On the other hand the Monad concept which I often hear about still feels a bit fuzzy, I felt like less time was dedicated to theory in this course.
This time again the exercises are challenging but fun and above all really help internalizing the concepts, although it feels like it will take me more work to really grok Signals not to mention Future which are not used in any exercises.
by Tang
•Jan 14, 2019
the last few weeks are a bit sloppy. hope can improve
by Ilya B
•Dec 28, 2018
Video material is a little bit confusing. It reminds me patchwork quilt
by Pravina
•Aug 06, 2018
Apart from the slight disconnect of lectures and assignment in week 3 , I think the rest of the course contents were amazing !
by Pawel M S
•Oct 23, 2016
Very good and well-paced course. I'd give 5/5, but there are parts that seem to be missing -- lecturers refer to videos that aren't part of the course (or the previous one: Functional Programming Principles in Scala). Overall 4/5.
by Janis Z
•Aug 31, 2017
I really liked how the assignments had types already specified, so that you would just add the finishing pieces in puzzle, and reveal solution Odersky had intended you to learn - because without these aids there would be endless solutions that could be excercised, and you might not learn the concept that was being taught.

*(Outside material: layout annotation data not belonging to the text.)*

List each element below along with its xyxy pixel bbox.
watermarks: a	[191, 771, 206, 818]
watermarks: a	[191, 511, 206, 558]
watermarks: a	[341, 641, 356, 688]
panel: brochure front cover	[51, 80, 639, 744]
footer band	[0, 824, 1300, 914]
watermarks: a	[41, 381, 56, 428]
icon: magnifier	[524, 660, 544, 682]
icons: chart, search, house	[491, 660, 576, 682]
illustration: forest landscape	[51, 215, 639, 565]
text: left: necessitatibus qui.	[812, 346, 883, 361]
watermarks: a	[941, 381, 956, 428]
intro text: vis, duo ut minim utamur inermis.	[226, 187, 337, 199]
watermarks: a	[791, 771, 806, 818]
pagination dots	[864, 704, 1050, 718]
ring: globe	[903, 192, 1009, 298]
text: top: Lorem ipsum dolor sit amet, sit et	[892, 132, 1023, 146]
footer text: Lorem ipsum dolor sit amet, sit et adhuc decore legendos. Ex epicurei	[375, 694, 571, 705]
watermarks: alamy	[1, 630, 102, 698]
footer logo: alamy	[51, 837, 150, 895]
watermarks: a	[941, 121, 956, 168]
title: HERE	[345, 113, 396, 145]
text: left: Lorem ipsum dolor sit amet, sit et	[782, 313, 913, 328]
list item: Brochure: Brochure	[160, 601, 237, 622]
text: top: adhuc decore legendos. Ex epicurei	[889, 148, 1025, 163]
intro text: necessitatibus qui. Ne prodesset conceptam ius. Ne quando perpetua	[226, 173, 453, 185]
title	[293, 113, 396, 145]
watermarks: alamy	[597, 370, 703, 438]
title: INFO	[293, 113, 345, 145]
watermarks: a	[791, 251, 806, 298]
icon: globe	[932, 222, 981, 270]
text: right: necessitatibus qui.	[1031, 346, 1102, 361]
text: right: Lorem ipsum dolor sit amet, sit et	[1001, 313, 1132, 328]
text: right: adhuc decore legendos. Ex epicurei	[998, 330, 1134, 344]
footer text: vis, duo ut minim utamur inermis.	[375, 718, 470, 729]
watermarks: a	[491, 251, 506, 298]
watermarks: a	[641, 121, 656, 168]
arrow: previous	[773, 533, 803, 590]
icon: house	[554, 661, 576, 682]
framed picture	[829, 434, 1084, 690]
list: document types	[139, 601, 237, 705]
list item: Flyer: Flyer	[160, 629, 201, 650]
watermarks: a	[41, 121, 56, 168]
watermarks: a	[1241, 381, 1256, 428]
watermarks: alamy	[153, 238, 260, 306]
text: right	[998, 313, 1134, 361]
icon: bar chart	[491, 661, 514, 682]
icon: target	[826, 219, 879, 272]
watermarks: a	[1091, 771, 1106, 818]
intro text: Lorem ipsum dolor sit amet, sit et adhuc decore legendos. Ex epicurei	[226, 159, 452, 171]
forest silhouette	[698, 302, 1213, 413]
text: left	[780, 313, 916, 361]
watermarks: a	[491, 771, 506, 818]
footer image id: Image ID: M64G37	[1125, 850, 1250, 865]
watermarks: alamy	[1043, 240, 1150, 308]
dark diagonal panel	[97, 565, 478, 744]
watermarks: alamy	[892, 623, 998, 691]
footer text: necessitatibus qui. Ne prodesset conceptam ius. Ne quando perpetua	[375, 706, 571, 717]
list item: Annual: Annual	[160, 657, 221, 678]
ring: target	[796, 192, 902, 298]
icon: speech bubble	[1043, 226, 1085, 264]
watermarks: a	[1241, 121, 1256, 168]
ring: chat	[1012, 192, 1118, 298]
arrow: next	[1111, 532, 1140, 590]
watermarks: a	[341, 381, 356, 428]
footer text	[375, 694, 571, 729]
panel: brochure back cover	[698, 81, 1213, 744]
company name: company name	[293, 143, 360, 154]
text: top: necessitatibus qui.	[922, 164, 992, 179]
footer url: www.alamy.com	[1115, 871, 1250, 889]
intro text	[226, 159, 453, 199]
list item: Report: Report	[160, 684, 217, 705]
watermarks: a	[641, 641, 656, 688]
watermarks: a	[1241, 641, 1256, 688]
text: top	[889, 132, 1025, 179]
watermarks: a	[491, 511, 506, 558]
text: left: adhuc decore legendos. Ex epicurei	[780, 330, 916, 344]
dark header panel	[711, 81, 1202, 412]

It was a bit confusing though to see that the lecturers were being toggled - thus in some places context was lost.
by Martin O
•Nov 03, 2017
The course material and assignments did not quite match. Moreover, the test assignment was like something for completely another course. Not even a word about possible ways to implement test assignment methods. Had to browse around course forums and browse around the Internet for additional materials about Scala and algorithms. Although in the end got 10/10 points - no idea whether same result could be achieved in some even more elegant way.
by Vasile G
•Mar 21, 2017
The assignments seemed somewhat easy compared to curriculum which became more difficult. I would say that the assignments from the first course were more challenging then those from the second. I also think very little attention was paid to new monad constructs like Try, Validate and scala's reactive library, but I guess the later was left for the third course.